Tuesday, September 08, 2009

The Oft-maligned Tetrapod







The innocent tetrapod, the only bulwark between Japanese coastal communities and destruction by winter storm or typhoon, receives the brunt of much anti-concrete criticism from western visitors and long-term residents alike. Yes, too much of Japan's cities and countryside has been paved. Yes, there are roads and bridges to nowhere. Yes, dams obstruct the natural flow of rivers whose waters could have been otherwise controlled or diverted during the monsoon season (there are many hydroelectric dams, though, and surely they are a cleaner energy source than fossil fuels).
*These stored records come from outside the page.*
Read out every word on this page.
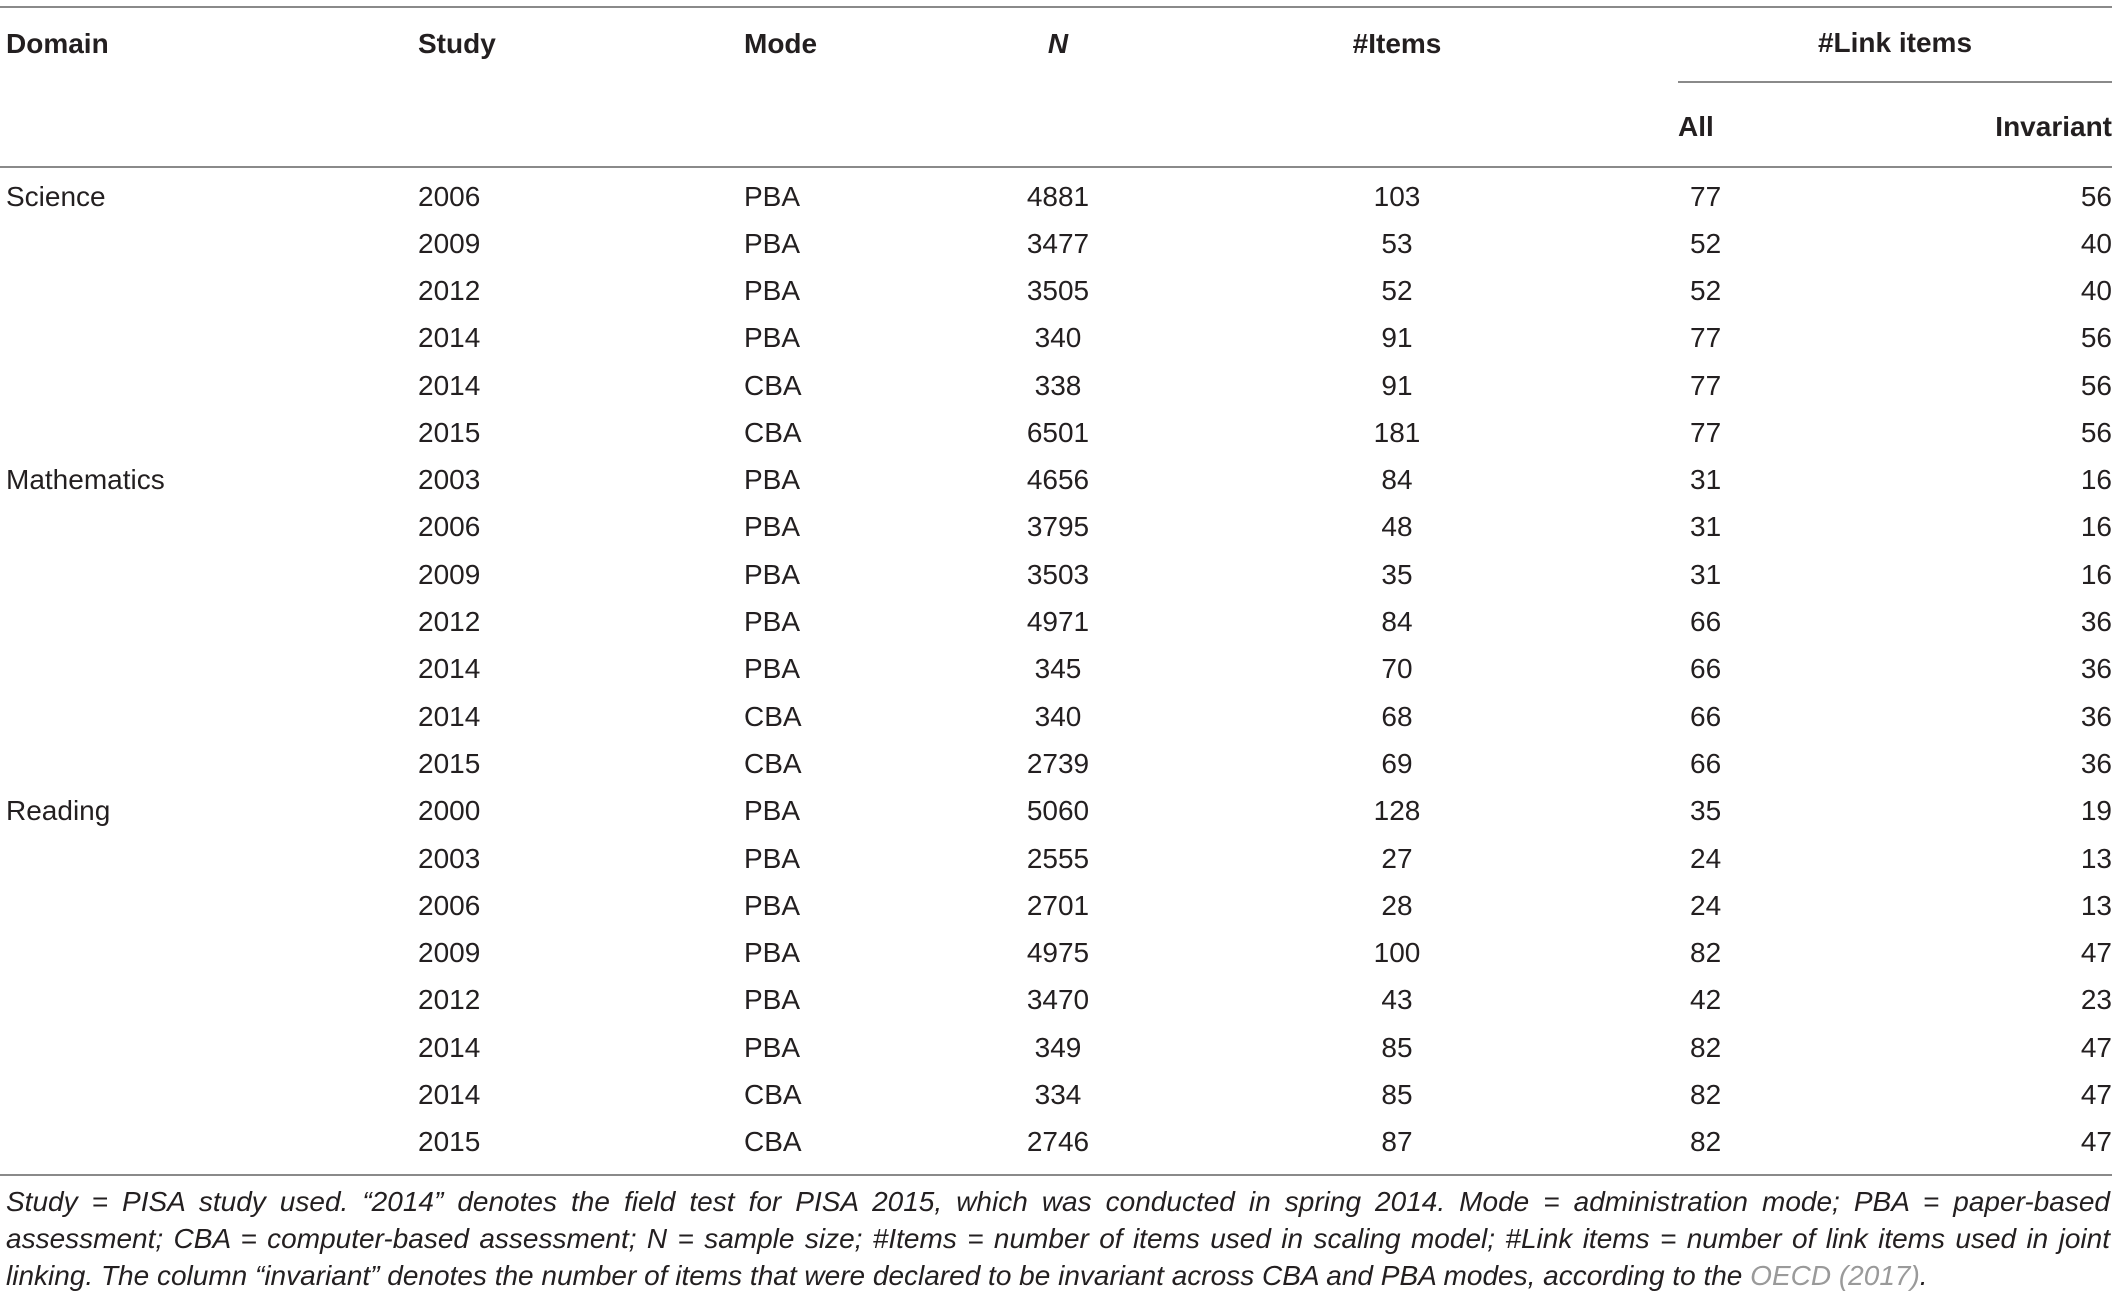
Domain	Study	Mode	N	#Items	#Link items	

					All	Invariant

Science	2006	PBA	4881	103	77	56
	2009	PBA	3477	53	52	40
	2012	PBA	3505	52	52	40
	2014	PBA	340	91	77	56
	2014	CBA	338	91	77	56
	2015	CBA	6501	181	77	56
Mathematics	2003	PBA	4656	84	31	16
	2006	PBA	3795	48	31	16
	2009	PBA	3503	35	31	16
	2012	PBA	4971	84	66	36
	2014	PBA	345	70	66	36
	2014	CBA	340	68	66	36
	2015	CBA	2739	69	66	36
Reading	2000	PBA	5060	128	35	19
	2003	PBA	2555	27	24	13
	2006	PBA	2701	28	24	13
	2009	PBA	4975	100	82	47
	2012	PBA	3470	43	42	23
	2014	PBA	349	85	82	47
	2014	CBA	334	85	82	47
	2015	CBA	2746	87	82	47
Study = PISA study used. “2014” denotes the field test for PISA 2015, which was conducted in spring 2014. Mode = administration mode; PBA = paper-based assessment; CBA = computer-based assessment; N = sample size; #Items = number of items used in scaling model; #Link items = number of link items used in joint linking. The column “invariant” denotes the number of items that were declared to be invariant across CBA and PBA modes, according to the OECD (2017).
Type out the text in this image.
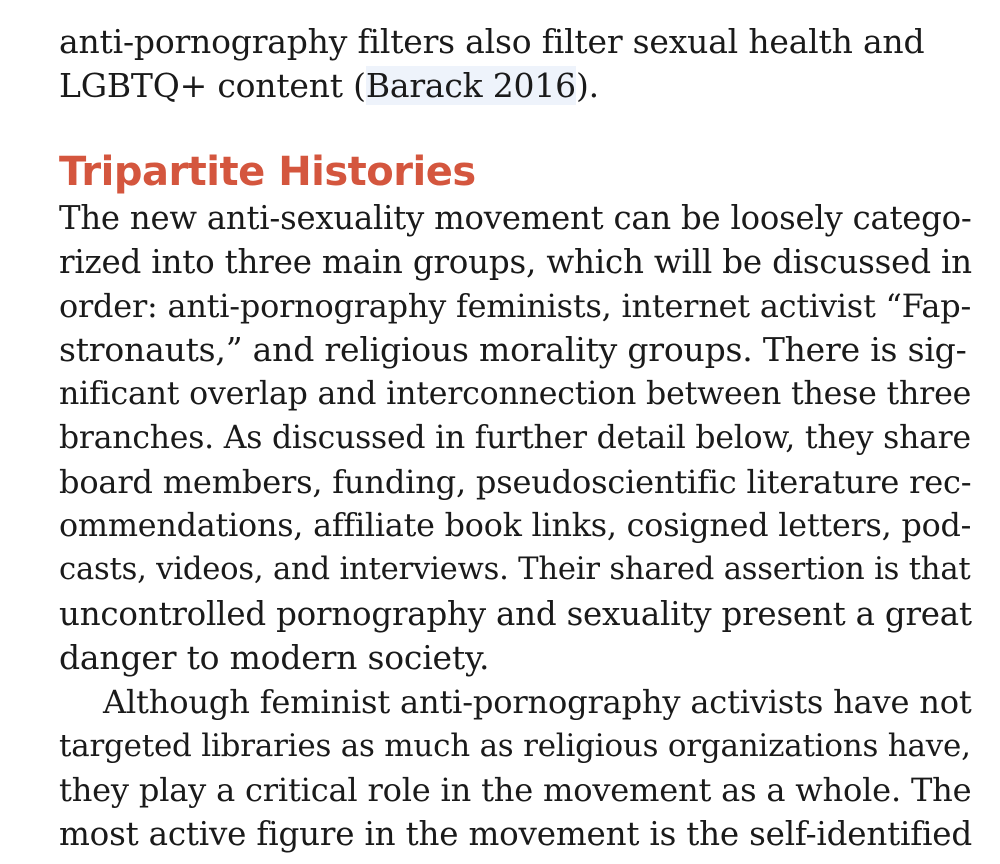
anti-pornography filters also filter sexual health and
LGBTQ+ content (Barack 2016).
Tripartite Histories
The new anti-sexuality movement can be loosely catego-
rized into three main groups, which will be discussed in
order: anti-pornography feminists, internet activist “Fap-
stronauts,” and religious morality groups. There is sig-
nificant overlap and interconnection between these three
branches. As discussed in further detail below, they share
board members, funding, pseudoscientific literature rec-
ommendations, affiliate book links, cosigned letters, pod-
casts, videos, and interviews. Their shared assertion is that
uncontrolled pornography and sexuality present a great
danger to modern society.
Although feminist anti-pornography activists have not
targeted libraries as much as religious organizations have,
they play a critical role in the movement as a whole. The
most active figure in the movement is the self-identified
But as for the tetrapod, most of the armchair environmentalists so critical of them are profoundly ignorant: they have never spent a typhoon season or winter on the country's vulnerable coast. The serviceable tetrapod does not deserve to be the poster-child of the country's concrete excesses. For ten years I have lived only five minutes from the Sea of Japan in Niigata. Every summer and winter, especially during the latter season, the waters of the sea are lashed into a frothing fury. Were it not for the walls of tetrapods, the foreshore, with its public motorways and private properties, would be washed away. Hadrian needed his wall; the Chinese required theirs. The Japanese, who inhabit one of the world's most disaster-prone countries, deserve to protect it as they see fit.